Dill and salmon are a classic pair. Use the freshest fish you can find--wild Pacific Northwest salmon is in season now--for this hors d'oeuvre based on the Swedish dish gravlax. The salt draws moisture from the fish as a way to preserve it; much of the sodium drains off with the liquid. It takes three days to cure, but the results are well worth the effort. Here, the cured fish is served with cucumber salad, but you can also serve it with crackers or baguette slices.
Cooking Light JUNE 2005
To prepare salmon, combine first 5 ingredients in a small bowl. Sprinkle one-third of dill mixture in bottom of a 13 x 9-inch baking dish. Arrange 1 salmon half, skin-side down, on dill mixture. Combine one-third of dill mixture and beets in a small bowl; spread over salmon. Top with remaining salmon half, skin-side up. Spread remaining dill mixture evenly over salmon. Cover loosely with plastic wrap. Place a cast-iron skillet or other heavy object on top of salmon to weigh it down; refrigerate 24 hours.

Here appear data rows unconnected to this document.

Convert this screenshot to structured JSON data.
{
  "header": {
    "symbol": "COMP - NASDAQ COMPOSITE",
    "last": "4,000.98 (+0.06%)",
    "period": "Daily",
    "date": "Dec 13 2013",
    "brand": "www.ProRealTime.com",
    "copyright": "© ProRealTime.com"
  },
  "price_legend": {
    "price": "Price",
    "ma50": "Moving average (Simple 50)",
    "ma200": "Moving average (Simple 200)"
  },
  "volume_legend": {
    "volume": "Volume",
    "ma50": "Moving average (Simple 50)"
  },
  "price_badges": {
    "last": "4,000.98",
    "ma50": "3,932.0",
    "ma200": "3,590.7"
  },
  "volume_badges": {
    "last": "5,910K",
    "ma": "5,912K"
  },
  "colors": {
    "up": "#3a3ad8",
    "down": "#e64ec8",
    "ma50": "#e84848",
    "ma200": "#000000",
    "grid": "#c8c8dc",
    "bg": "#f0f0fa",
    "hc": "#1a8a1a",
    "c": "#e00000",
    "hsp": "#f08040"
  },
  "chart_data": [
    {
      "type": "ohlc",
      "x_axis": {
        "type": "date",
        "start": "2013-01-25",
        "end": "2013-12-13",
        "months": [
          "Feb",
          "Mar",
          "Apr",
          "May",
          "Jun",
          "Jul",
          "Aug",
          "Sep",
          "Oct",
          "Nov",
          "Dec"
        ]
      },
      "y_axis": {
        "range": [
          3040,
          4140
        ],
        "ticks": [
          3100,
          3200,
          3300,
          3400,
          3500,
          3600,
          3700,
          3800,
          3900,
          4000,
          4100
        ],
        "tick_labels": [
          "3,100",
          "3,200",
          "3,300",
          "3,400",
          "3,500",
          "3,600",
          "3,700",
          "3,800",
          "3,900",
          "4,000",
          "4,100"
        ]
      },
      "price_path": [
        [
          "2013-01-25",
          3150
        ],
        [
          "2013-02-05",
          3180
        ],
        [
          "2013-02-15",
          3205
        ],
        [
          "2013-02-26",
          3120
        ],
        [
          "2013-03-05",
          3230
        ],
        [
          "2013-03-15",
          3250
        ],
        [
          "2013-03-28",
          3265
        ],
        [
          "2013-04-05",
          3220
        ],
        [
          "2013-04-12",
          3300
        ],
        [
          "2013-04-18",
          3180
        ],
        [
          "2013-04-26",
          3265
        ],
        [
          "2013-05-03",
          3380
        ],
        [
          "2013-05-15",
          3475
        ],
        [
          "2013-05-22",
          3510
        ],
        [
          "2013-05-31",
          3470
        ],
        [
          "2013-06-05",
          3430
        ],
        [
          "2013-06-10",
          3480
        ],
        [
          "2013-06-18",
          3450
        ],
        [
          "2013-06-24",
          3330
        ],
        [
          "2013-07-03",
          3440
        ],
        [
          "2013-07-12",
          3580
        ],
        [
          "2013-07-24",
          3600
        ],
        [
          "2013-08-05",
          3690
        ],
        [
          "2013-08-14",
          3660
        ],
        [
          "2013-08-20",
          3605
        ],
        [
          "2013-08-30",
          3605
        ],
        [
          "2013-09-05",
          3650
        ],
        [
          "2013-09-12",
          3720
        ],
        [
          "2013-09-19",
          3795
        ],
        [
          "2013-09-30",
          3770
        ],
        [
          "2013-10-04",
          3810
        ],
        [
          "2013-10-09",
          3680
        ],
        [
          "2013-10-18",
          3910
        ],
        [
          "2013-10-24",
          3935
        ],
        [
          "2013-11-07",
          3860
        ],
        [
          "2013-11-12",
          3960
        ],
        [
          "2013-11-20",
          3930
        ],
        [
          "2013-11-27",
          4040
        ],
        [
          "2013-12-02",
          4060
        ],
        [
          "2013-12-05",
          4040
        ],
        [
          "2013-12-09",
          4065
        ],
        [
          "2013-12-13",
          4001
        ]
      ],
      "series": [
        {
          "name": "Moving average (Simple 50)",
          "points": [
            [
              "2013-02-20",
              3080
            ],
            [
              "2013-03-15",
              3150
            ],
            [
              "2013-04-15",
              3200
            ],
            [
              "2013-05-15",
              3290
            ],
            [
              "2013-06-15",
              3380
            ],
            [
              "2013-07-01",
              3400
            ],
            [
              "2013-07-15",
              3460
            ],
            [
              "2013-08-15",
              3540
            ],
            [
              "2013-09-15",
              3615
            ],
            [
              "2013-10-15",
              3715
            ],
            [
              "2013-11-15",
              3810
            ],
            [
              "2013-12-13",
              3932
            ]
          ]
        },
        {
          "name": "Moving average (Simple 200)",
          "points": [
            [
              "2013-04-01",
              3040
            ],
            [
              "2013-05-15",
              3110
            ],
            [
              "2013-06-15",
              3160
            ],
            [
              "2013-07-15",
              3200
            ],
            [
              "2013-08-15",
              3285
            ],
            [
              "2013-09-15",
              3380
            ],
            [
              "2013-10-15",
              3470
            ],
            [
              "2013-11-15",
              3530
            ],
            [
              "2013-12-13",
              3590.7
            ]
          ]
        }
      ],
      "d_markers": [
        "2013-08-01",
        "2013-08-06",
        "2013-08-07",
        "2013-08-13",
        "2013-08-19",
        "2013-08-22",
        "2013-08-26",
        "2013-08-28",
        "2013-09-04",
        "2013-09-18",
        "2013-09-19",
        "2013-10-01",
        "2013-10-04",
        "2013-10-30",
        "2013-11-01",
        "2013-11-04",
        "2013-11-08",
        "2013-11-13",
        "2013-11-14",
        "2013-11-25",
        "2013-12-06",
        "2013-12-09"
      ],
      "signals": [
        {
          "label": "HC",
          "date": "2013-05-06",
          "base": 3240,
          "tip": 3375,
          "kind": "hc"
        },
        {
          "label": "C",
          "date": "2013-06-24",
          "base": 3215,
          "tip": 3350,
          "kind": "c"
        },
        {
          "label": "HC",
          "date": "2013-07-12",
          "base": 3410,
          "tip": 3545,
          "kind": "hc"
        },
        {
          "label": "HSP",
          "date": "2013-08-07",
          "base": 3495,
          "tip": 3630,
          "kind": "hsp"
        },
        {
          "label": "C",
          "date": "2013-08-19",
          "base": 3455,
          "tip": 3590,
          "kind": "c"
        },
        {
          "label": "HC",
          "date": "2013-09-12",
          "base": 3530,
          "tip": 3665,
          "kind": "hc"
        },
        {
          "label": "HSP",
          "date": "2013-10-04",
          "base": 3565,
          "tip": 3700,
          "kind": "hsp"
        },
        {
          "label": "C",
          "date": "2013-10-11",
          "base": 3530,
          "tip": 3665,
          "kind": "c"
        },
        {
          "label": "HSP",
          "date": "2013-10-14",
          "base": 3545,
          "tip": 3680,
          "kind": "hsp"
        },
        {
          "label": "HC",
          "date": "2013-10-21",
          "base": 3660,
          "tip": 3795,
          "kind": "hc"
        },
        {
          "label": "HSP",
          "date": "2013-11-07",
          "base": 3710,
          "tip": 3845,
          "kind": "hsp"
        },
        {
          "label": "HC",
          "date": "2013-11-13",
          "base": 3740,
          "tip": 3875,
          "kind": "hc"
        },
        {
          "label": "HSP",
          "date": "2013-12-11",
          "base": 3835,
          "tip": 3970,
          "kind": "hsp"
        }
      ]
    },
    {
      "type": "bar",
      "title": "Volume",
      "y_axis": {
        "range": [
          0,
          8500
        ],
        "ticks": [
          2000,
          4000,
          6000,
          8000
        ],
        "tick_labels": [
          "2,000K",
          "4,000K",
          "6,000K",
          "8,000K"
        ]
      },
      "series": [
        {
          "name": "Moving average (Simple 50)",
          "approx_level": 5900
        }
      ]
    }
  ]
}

Remove skillet; set aside. Uncover salmon; carefully turn salmon stack over. Cover loosely with plastic wrap. Place skillet on top of salmon, and refrigerate 24 hours. Repeat procedure one more time.
To prepare salad, place cucumbers in a colander; sprinkle with 1 tablespoon salt. Toss well. Drain in sink 1 hour. Place cucumbers on several layers of paper towels; cover with additional paper towels. Let stand 5 minutes, pressing down occasionally. Combine cucumbers, vinegar, and remaining ingredients except dill sprigs. Cover and chill 1 hour or up to 4 hours, stirring occasionally; drain well.
Scrape off and discard beet and salt mixtures from salmon. Discard liquid. Cut salmon into (1/8-inch-thick) slices; discard skin. Serve with salad. Garnish with dill sprigs, if desired.